Often, homeless youth who are victims of sex trafficking need housing in order to stabilize their lives.
Says Richard Hooks Wyman,
“’We cannot end the sexual trafficking of minors unless we end homelessness for minors,’” said Wayman, who is pushing for housing provisions to be included in safe harbor laws for sex trafficking victims.
Wayman pointed to housing services for juvenile survivors of sex trafficking as not only effective, but also cost-effective. One study he cited found that the average annual cost for one detention bed is approximately $88,000, while the average cost of one supportive housing unit, with ancillary services, is only $18,000.”
The NJ legislation is a comprehensive update and expansion to state law and creates the Commission on Human Trafficking to review laws and enforcement and make recommendations to state policy makers; establishes a ‘Human Trafficking Survivor’s Assistance Fund’ to provide victims’ services, promote awareness, and develop training and educational materials; and increases both financial penalties and prison time for those who traffic individuals.
Coupled with the measure, the Governor also signed bills designating each January as “Human Trafficking Prevention Month” and January 11th as “Human Trafficking Awareness Day.”
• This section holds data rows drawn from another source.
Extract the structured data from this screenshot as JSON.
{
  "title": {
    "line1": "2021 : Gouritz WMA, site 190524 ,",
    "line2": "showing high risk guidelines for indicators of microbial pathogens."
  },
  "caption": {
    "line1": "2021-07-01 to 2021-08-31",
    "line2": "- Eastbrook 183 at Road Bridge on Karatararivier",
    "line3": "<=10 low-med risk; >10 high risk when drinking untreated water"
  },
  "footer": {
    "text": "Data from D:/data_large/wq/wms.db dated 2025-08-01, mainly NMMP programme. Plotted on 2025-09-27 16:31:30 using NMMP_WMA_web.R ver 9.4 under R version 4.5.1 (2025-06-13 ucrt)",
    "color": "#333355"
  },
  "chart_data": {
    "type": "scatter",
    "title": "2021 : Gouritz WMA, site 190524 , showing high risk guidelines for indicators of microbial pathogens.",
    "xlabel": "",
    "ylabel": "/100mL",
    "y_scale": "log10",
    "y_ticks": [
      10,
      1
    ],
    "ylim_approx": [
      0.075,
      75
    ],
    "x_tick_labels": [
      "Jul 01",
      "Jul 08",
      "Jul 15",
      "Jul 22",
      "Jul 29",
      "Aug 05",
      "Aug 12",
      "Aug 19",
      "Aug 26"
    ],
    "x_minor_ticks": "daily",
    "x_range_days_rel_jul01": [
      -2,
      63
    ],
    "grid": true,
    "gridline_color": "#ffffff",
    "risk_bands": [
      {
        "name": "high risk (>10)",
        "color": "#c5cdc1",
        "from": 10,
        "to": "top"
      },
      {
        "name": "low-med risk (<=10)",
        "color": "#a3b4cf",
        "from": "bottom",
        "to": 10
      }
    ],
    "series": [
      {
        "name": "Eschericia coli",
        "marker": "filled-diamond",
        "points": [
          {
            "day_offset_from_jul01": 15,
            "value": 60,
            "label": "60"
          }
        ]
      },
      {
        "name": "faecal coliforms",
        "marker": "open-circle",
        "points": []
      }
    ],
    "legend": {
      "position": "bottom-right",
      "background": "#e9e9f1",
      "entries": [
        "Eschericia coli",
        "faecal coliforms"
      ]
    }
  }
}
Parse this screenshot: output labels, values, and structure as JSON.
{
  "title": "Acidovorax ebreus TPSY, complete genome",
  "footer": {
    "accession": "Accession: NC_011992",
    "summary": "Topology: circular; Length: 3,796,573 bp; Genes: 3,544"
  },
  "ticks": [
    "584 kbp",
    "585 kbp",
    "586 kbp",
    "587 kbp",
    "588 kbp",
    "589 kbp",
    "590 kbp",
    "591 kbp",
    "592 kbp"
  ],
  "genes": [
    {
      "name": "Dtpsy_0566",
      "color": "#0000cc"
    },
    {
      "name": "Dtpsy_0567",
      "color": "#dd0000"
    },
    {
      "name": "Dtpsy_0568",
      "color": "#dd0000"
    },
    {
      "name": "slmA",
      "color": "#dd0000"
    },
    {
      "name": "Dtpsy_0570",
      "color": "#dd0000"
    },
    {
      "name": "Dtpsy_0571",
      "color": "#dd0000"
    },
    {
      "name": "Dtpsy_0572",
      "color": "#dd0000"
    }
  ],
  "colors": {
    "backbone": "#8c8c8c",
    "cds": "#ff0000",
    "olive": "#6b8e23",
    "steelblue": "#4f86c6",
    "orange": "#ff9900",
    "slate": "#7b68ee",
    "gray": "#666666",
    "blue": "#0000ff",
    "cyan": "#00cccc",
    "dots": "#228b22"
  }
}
“As public officials, we have a solemn responsibility to prevent and protect citizens from the dark world of human trafficking,” said Governor Christie. “This comprehensive and bipartisan approach strengthens and expands the state’s ongoing efforts to aggressively combat this brutal practice, and also ensures that the victims of human trafficking receive the treatment they need. This bill is a big step forward toward protecting the most vulnerable members of our society, and I am proud to sign it into law.”